Shiraike Jigoku , ou "lagoa fervente": o termo “evaporados” está ligado a uma ideia de que os vapores dos banhos públicos, os onsen, são propícios ao desaparecimento (ohn S Lander/LightRocket/Getty Images)
Janaína Ribeiro
Publicado em 24 de setembro de 2020 às 15h08.
Última atualização em 24 de setembro de 2020 às 19h29.
A cultura no Japão é repleta de rituais. Não é novidade que a sociedade japonesa preza pela honra e que o fracasso mata de "vergonha". Em um país tão desenvolvido econômica e tecnologicamente, dados da Organização Mundial de Saúde (OMS) emitem um sinal de alerta: é o quinto lugar no mundo com a maior taxa de suicídio ao ano, segundo levantamento. Pelo menos 800.000 pessoas tiram a própria vida no mundo — uma pessoa a cada 4 segundos —; um número superior a óbitos por câncer de mama, malária, homicídio e até guerra. Segundo a OMS, "um grave problema de saúde pública".
O fato de a sociedade japonesa achar mais honrado se suicidar a ter de conviver com algum tipo de vergonha ou embaraço considerado "fracasso", seja por um casamento ou sociedade desfeita, pela falência, dívidas, uma promessa não cumprida, o desemprego, e até por não ter entrado em uma universidade, reforçam o ranking em comparação a outros países.
Porém, existe uma categoria entre o vivo e o suicida.

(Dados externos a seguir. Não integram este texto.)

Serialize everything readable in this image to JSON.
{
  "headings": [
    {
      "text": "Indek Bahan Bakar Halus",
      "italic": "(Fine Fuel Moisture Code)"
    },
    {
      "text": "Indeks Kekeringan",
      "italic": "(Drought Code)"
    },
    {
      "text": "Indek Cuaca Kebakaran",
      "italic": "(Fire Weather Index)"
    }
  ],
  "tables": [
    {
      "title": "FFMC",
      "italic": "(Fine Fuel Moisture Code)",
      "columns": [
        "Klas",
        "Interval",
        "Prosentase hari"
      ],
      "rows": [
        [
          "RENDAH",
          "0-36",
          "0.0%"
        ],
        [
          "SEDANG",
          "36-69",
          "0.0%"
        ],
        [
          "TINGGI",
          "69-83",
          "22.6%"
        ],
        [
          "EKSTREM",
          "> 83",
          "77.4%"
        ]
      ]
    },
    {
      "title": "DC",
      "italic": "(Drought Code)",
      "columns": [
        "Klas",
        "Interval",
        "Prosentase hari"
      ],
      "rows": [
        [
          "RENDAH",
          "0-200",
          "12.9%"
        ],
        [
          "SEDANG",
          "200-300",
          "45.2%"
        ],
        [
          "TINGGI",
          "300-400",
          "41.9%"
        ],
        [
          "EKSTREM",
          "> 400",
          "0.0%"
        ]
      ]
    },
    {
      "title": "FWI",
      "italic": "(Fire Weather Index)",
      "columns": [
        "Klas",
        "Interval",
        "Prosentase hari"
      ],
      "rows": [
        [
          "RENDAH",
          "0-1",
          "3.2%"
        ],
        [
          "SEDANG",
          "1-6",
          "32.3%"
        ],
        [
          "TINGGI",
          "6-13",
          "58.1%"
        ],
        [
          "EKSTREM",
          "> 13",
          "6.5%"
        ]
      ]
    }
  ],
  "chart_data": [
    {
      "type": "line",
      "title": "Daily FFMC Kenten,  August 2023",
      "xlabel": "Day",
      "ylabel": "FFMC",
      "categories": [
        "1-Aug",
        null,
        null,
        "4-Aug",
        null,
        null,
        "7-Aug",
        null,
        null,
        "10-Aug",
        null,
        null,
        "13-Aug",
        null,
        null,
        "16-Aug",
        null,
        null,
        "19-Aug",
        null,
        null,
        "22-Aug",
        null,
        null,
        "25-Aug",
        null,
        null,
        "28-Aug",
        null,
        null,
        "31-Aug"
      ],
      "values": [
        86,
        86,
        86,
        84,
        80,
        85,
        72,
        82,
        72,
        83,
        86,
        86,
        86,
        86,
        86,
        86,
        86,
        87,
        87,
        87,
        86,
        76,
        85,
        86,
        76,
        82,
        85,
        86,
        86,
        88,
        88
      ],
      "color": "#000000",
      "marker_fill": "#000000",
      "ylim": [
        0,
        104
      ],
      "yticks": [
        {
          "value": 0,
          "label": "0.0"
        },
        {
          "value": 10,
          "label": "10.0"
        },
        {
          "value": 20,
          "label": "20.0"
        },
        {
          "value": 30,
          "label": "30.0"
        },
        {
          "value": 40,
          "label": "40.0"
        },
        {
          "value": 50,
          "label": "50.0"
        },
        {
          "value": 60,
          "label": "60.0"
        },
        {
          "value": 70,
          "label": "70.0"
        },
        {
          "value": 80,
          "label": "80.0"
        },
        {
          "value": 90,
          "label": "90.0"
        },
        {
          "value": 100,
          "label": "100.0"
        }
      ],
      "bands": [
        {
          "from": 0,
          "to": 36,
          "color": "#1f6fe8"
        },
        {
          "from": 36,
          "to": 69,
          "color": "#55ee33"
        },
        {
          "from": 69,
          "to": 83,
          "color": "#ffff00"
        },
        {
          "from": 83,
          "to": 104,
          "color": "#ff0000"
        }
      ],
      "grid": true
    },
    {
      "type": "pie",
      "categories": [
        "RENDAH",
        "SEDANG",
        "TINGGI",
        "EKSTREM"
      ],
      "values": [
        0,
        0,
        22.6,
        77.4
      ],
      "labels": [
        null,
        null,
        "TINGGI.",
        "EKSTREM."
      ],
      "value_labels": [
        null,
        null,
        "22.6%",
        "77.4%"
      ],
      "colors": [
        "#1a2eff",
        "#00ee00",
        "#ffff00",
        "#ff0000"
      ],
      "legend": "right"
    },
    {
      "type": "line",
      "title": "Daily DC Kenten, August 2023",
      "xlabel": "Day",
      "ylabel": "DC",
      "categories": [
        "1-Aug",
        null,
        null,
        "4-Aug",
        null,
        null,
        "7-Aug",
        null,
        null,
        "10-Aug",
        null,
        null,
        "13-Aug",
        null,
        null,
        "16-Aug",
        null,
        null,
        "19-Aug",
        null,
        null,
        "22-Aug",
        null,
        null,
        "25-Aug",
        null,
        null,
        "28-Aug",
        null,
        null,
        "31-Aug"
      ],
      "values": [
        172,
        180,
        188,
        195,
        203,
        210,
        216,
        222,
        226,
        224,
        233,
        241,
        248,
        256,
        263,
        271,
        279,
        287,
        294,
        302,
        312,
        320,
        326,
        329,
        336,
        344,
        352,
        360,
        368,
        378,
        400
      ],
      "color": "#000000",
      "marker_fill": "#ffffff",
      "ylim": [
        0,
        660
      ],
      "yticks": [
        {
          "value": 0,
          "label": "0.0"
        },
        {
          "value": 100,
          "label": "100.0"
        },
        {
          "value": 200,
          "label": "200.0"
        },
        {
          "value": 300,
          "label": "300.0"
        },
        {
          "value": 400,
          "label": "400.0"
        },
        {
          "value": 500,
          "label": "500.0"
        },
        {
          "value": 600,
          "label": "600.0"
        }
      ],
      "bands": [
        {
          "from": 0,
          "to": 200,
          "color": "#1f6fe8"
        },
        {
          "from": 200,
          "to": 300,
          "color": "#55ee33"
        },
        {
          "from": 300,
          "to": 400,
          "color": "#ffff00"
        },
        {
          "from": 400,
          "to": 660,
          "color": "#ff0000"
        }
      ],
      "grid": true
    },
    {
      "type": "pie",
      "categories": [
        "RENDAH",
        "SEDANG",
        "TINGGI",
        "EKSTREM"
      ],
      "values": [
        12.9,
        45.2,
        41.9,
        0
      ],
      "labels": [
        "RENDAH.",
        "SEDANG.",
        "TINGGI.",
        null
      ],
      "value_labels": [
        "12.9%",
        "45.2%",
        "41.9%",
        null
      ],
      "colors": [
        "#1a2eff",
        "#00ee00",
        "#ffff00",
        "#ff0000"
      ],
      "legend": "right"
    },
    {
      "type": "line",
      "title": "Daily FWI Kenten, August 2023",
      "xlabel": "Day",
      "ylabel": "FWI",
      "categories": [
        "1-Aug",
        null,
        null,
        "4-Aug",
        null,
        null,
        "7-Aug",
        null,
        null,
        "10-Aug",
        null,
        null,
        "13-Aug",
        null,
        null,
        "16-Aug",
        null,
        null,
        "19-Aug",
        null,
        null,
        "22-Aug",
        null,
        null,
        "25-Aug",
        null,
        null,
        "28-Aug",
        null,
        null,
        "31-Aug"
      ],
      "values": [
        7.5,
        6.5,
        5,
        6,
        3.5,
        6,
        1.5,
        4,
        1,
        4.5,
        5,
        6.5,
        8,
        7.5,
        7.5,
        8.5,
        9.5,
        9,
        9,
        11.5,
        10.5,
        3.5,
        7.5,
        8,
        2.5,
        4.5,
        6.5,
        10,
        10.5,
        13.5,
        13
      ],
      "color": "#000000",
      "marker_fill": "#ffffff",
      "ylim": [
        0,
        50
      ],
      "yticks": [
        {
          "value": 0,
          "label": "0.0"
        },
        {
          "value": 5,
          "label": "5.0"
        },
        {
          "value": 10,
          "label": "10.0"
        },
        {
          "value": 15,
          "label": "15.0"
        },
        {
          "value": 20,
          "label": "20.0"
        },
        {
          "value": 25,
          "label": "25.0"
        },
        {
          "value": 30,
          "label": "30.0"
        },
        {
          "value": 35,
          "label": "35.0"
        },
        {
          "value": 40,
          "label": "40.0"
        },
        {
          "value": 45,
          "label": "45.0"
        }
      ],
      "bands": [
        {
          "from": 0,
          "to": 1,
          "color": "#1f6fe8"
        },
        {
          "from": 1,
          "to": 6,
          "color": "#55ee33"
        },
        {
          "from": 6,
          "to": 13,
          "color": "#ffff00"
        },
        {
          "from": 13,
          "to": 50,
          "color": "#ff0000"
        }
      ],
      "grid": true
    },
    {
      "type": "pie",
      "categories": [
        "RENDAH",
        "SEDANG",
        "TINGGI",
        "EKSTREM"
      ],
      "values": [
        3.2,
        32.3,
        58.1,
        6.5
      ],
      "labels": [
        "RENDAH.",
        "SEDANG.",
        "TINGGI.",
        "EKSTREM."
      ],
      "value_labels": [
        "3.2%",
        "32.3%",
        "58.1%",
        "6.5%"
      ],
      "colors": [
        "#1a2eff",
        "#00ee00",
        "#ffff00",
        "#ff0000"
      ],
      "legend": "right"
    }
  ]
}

Denominada johatsu, ou os "evaporados", milhares de cidadãos japoneses buscam ajuda de empresas clandestinas para desaparecer do mapa e deixar suas identidades para trás. Estes, saem de circulação para buscar refúgio no anonimato.
O governo japonês não disponibiliza números oficiais sobre os johatsu, porém, estima-se que entre 100.000 a 185.000 japoneses recorram ao método anualmente. Essa fuga é de certa forma muito fácil no país, já que as leis de privacidade japonesa dão aos cidadãos liberdade para manter seus dados em segredo. Apenas em casos onde houve crime é que a polícia do país investiga os movimentos. Pessoas desaparecidas podem sacar dinheiro em caixas eletrônicos e não serem descobertas, assim como membros da família não podem acessar vídeos de câmeras de segurança, para tentar descobrir o paradeiro ou o dia e a hora em que seu ente fugiu. Aos familiares fica a dúvida se foi um caso voluntário ou não, assim como o sentimento de abandono.
Para suprir a demanda, existem empresas semiclandestinas para facilitar a evaporação para locais que concentram especificamente os evaporados. Para sinalizar a natureza secreta para quem decide se tornar um johatsu, a operação é chamada de "mudança noturna". Essas empresas retiram a pessoa de sua vida de forma discreta sem deixar rastros e ainda oferecem hospedagem em locais remotos e distantes.
Segundo matéria da BBC, Sho Hatori é um dos empresários no ramo. Com uma empresa fundada na década de 1990, o motivo de se dedicar ao negócio é ajudar pessoas a ter uma segunda chance e começar uma segunda vida. Segundo o sociólogo Hiroki Nakamori, um estudioso do fenômeno, o termo começou a ser usado na década de 1960 para descrever pessoas que decidiram desaparecer. Com taxas baixas de divórcio no país na época e até os dias de hoje, ainda sim o tema é um tabu. Algumas pessoas preferem abandonar seus companheiros do que passar pelo processo de separação formal. Outras, fogem de relacionamentos abusivos, e enxergam no sumiço a única porta de saída.
Muitas das empresas que cuidam da evaporação sem deixar rastros são formadas pelos próprios johatsus, que estão sumidos há décadas.
O termo “evaporados” está ligado a uma ideia de que os vapores dos banhos públicos, os onsen, são propícios ao desaparecimento. Neles, a pessoa se banha antes da submersão nas piscinas fumegantes. Segundo a literatura japonesa do século 17, são locais para purificação física e filosófica.